Paper Howard, Andrew, Mark Sandler, Grace Chu, Liang-Chieh Chen, Bo Chen, Mingxing Tan, Weijun Wang et al. "Searching for MobileNetV2." In Proceedings of the IEEE International Conference on Computer Vision, pp. 1314-1324. 2019.
This is the quantitative network of MobileNetV2.
Model architecture
The overall network architecture of MobileNetV2 is show below:
Dataset
Dataset used: imagenet
- Dataset size: ~125G, 1.2W colorful images in 1000 classes
- Train: 120G, 1.2W images
- Test: 5G, 50000 images
- Data format: RGB images.
- Note: Data will be processed in src/dataset.py
Features
Mixed Precision
The mixed precision training method accelerates the deep learning neural network training process by using both the single-precision and half-precision data formats, and maintains the network precision achieved by the single-precision training at the same time. Mixed precision training can accelerate the computation process, reduce memory usage, and enable a larger model or batch size to be trained on specific hardware. For FP16 operators, if the input data type is FP32, the backend of MindSpore will automatically handle it with reduced precision. Users could check the reduced-precision operators by enabling INFO log and then searching ‘reduce precision’.
Learned Step Size Quantization
Inspired by paper Learned Step Size Quantization , we proposed an optimize option, whose quantization scale is learned during the fine-tune process.
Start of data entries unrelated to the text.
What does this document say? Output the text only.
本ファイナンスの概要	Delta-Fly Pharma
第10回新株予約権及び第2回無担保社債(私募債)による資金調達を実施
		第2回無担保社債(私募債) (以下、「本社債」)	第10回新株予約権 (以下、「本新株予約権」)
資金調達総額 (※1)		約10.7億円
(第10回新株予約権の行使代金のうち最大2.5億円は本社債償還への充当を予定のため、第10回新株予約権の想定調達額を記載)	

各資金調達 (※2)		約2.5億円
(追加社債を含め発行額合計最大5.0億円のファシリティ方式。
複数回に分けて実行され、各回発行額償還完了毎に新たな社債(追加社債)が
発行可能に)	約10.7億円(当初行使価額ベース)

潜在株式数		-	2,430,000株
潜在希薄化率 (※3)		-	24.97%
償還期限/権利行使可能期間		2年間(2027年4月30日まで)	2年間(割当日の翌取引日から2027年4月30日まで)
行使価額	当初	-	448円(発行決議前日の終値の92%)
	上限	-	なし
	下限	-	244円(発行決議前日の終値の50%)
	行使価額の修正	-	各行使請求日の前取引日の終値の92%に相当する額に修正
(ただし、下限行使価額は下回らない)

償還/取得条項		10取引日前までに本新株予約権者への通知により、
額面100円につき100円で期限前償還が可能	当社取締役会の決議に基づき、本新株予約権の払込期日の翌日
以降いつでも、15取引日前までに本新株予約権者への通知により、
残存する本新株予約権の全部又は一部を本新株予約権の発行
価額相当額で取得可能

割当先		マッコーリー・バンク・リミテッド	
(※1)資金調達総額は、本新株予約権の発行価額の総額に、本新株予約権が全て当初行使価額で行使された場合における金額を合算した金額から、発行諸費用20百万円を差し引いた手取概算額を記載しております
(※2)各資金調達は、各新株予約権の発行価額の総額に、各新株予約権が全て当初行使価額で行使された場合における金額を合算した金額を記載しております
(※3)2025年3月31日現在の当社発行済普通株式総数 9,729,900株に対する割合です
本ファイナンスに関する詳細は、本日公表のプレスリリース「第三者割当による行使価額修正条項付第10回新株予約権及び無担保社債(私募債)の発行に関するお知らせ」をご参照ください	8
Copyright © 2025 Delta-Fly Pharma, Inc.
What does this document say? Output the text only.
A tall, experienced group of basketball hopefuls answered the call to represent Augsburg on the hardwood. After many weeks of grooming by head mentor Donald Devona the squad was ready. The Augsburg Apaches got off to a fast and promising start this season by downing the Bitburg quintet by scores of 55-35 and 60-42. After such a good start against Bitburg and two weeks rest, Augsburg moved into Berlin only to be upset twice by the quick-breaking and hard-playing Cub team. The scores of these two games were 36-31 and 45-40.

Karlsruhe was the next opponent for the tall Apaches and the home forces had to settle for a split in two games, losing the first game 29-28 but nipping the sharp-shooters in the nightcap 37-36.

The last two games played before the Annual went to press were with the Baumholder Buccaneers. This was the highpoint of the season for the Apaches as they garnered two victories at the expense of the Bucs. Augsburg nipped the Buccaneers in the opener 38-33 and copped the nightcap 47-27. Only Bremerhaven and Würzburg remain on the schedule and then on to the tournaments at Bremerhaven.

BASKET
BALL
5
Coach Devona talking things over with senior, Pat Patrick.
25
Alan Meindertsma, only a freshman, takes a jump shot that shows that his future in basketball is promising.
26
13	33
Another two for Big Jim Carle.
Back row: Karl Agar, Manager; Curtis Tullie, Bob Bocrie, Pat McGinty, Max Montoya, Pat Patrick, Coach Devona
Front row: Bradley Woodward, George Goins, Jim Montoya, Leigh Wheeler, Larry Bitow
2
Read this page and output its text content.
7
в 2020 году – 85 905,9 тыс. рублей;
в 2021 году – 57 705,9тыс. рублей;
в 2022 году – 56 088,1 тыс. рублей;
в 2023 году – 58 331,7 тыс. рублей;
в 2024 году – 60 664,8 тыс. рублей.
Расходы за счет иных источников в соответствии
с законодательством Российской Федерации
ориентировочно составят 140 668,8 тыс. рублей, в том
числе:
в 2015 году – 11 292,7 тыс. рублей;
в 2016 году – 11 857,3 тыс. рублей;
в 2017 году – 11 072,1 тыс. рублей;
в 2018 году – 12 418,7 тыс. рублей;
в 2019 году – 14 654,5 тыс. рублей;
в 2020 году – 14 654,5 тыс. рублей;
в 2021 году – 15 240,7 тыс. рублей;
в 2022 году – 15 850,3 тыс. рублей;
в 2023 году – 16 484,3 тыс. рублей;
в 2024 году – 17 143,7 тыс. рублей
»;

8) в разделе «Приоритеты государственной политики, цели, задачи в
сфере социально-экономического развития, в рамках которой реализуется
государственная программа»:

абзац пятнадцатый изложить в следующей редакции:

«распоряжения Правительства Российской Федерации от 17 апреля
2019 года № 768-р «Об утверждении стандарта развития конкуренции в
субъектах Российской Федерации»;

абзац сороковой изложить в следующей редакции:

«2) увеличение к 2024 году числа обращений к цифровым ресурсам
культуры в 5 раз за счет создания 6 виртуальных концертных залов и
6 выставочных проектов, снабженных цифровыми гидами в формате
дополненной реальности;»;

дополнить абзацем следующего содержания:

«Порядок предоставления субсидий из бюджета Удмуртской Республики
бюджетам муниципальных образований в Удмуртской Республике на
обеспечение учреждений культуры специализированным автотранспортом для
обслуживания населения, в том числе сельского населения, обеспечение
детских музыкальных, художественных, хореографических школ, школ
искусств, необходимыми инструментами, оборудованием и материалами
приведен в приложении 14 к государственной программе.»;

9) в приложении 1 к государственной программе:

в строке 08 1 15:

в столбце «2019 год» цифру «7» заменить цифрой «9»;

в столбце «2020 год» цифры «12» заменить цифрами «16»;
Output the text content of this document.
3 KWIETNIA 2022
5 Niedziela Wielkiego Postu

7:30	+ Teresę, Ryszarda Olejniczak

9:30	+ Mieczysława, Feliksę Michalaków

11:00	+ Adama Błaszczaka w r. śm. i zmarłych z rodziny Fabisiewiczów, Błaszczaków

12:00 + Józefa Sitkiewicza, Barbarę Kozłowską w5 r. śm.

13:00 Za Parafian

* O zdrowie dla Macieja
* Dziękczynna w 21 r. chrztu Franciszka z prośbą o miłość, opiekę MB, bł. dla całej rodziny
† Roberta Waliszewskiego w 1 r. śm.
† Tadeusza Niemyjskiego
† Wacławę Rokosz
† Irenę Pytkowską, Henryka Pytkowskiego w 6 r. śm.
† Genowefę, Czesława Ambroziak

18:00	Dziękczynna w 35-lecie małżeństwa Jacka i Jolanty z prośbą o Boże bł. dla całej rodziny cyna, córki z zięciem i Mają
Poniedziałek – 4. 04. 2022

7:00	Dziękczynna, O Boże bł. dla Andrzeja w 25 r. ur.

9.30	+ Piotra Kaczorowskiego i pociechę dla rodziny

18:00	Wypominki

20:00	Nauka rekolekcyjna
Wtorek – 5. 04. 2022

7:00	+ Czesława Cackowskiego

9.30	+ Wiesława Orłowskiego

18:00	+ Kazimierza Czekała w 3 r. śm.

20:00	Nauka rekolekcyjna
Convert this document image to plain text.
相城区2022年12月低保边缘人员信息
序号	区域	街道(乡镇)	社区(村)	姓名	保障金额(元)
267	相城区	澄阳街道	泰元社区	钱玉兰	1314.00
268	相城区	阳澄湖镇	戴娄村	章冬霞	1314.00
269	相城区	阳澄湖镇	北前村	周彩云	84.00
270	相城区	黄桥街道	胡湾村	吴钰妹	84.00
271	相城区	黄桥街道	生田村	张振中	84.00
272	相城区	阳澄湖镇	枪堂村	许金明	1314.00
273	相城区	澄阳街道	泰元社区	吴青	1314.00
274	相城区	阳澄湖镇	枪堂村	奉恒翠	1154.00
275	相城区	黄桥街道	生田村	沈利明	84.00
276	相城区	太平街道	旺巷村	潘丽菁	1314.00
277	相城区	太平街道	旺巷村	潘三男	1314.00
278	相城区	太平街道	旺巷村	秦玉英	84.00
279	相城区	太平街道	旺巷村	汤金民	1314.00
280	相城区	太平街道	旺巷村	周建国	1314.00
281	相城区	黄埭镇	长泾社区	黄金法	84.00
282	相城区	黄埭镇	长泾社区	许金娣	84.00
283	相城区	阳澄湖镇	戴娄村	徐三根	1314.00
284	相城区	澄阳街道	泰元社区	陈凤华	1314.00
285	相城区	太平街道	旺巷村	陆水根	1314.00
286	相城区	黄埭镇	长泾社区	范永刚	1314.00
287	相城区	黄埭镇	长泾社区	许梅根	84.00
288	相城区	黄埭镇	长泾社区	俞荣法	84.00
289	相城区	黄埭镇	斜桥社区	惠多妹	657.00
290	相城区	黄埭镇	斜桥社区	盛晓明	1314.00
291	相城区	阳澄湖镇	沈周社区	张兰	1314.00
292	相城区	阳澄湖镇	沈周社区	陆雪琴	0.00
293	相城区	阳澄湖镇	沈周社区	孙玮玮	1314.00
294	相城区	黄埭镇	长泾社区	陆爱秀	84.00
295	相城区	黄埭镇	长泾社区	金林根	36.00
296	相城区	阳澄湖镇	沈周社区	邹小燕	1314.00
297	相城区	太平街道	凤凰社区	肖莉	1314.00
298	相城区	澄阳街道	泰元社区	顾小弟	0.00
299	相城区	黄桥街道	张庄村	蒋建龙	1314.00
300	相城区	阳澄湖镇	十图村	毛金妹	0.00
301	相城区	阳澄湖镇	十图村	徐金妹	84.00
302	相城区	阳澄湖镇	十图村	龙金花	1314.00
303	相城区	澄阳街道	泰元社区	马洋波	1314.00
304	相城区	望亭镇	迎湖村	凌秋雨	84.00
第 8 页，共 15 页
This feature has good benefits for low bits quantization scenarios, which is referred to as LSQ. Users are free to choose whether to use the LEARNED_SCALE optimize option for quantization.
Environment Requirements
- Hardware (Ascend/GPU)
- Prepare hardware environment with Ascend or GPU.
- Framework
- For more information, please check the resources below:
Script description
Script and sample code
├── mobileNetv2_quant
├── Readme.md # descriptions about MobileNetV2-Quant
├── ascend310_infer # application for 310 inference
├── scripts
│ ├──run_train.sh # shell script for train on Ascend or GPU
│ ├──run_infer.sh # shell script for evaluation on Ascend or GPU
│ ├──run_lsq_train.sh # shell script for train (using the LEARNED_SCALE optimize option) on Ascend or GPU
│ ├──run_lsq_infer.sh # shell script for evaluation (using the LEARNED_SCALE optimize option) on Ascend or GPU
│ ├──run_infer_310.sh # shell script for 310 inference
├── src
│ ├──config.py # parameter configuration
│ ├──dataset.py # creating dataset
│ ├──launch.py # start python script
│ ├──lr_generator.py # learning rate config
│ ├──mobilenetV2.py # MobileNetV2 architecture
│ ├──utils.py # supply the monitor module
├── train.py # training script
├── eval.py # evaluation script
├── export.py # export checkpoint files into air/mindir
├── export_bin_file.py # export bin file of ImageNet for 310 inference
├── postprocess.py # post process for 310 inference
Script Parameters
Parameters for both training and evaluation can be set in config.py
-
config for MobileNetV2-quant, ImageNet2012 dataset(We take the environment configuration of ascend as an example here, and you will get more detail in src/config.py)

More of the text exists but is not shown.